Following a two-day visit to Vancouver, Gilbert Felli, International Olympic Committee (IOC) Games executive director, said both Vancouver and Beijing, host of the 2008 Summer Olympic Games, were better prepared than other cities awarded Olympics. He said, “in both cases, on the day you were awarded the Games, the next morning you could start”.
“The other organizing committees all the time have to wait a little bit because of their organizational structure”, he added.
And the chairman of the IOC 2010 coordination commission, Rene Fasel, said the agreement the Vancouver bid committee had in place with the city, the province, the federal government and First Nations are a model other bid cities should follow.
“This is something very good that we should ask for from future bidding cities”, he said.
“We experienced with other candidates cities that we were losing time. Right after the success of the bid we were waiting one or two years sometimes for people to put together an organizing committee”.
The Vancouver 2010 Bid Corp. will be dissolved by the end of September and will be replaced by the Vancouver 2010 Olympic Games Organizing Committee (OCOG).
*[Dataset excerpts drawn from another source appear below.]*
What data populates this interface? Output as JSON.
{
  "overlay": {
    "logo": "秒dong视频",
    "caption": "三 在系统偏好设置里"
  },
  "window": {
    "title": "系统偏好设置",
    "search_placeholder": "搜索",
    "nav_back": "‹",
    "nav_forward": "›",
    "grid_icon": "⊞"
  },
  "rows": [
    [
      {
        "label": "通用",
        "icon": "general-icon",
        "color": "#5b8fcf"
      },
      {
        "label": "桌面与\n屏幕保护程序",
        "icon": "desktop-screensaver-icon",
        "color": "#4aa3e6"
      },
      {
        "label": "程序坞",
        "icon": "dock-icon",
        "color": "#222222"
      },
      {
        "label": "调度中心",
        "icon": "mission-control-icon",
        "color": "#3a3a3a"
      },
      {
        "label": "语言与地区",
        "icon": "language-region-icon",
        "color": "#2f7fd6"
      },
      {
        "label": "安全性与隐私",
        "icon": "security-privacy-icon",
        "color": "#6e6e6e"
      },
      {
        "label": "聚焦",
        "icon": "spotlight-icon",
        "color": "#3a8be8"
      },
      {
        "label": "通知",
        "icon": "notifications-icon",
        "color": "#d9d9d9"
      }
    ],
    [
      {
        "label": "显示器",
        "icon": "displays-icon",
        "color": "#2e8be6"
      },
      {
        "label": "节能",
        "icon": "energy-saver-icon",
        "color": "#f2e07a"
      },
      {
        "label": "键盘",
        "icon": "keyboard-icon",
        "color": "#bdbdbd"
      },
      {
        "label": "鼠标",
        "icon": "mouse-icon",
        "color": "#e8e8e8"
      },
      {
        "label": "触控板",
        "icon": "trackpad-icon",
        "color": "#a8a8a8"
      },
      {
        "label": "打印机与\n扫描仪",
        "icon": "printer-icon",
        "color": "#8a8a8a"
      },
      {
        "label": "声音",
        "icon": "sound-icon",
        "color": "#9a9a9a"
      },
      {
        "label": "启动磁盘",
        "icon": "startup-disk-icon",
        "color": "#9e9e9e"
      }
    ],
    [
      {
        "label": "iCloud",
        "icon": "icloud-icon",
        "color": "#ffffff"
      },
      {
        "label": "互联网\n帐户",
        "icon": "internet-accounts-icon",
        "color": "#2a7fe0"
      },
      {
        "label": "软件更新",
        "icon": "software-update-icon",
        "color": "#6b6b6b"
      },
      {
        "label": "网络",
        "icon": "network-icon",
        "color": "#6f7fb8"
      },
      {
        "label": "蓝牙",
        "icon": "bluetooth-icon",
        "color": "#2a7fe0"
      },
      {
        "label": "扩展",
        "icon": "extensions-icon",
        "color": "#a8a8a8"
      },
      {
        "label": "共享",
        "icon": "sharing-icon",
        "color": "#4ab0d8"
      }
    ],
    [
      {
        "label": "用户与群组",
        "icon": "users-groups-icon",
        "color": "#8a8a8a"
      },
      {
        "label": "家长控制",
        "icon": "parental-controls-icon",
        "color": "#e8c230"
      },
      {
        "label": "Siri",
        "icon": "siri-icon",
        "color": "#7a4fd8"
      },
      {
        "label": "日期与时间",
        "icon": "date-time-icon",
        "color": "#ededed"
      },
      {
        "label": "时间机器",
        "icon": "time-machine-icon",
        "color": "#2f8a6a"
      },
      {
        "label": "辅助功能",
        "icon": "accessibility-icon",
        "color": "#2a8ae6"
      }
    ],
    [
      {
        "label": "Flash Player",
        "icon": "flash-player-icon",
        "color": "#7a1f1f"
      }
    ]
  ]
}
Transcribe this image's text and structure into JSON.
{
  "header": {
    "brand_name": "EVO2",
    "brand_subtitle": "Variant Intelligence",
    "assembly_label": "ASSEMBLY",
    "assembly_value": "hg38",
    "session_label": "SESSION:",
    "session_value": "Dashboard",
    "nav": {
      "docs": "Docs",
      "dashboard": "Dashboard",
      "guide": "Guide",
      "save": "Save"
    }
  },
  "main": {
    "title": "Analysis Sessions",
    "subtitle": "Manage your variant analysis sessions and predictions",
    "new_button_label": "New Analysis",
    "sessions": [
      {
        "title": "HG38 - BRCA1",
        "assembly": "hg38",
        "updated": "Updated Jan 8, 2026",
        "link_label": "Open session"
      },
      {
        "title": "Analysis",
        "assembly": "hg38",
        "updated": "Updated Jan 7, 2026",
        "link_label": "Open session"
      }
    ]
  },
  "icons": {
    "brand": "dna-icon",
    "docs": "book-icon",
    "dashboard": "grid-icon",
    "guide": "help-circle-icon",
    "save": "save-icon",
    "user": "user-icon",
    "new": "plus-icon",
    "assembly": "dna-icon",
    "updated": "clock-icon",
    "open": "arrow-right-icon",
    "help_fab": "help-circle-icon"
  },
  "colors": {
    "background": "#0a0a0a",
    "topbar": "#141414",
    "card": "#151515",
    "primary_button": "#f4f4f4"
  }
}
The Vancouver OCOG will be run by a 20-member board of directors who will select the person overseeing the 2010 Games.
Jack Poole, chairman and chief executive officer for the bid committee said, “by the end of the month the OCOC will be incorporated and probably the directors will be named but they won’t have met”.
Poole expects a CEO will be named before Christmas.
In November the IOC will host, for the first time, an orientation seminar where Olympic experts will offer advice to the Vancouver organizing committee, and IOC president Jacques Rogge will be there.
Felli said, “we will bring here some people with experience with what you need to do in the first year of your organizing committee, so as not to lose time and to save money”.
The Vancouver OCOG board of directors will include two members appointed by the city of Vancouver, two members appointed by Whistler, three members appointed by the federal government, three members appointed by the B.C. government, one member appointed by the Canadian Paralympic Committee, seven members appointed by the Canadian Olympic Committee, one member from the Lil’Wat and Squamish First Nations and one member appointed by an agreement between the city of Vancouver and the First Nations.
Ted Nebbeling, B.C.’s minister in charge of the Olympics, says there will be many more visits in the six-and-a-half years leading up to the Games.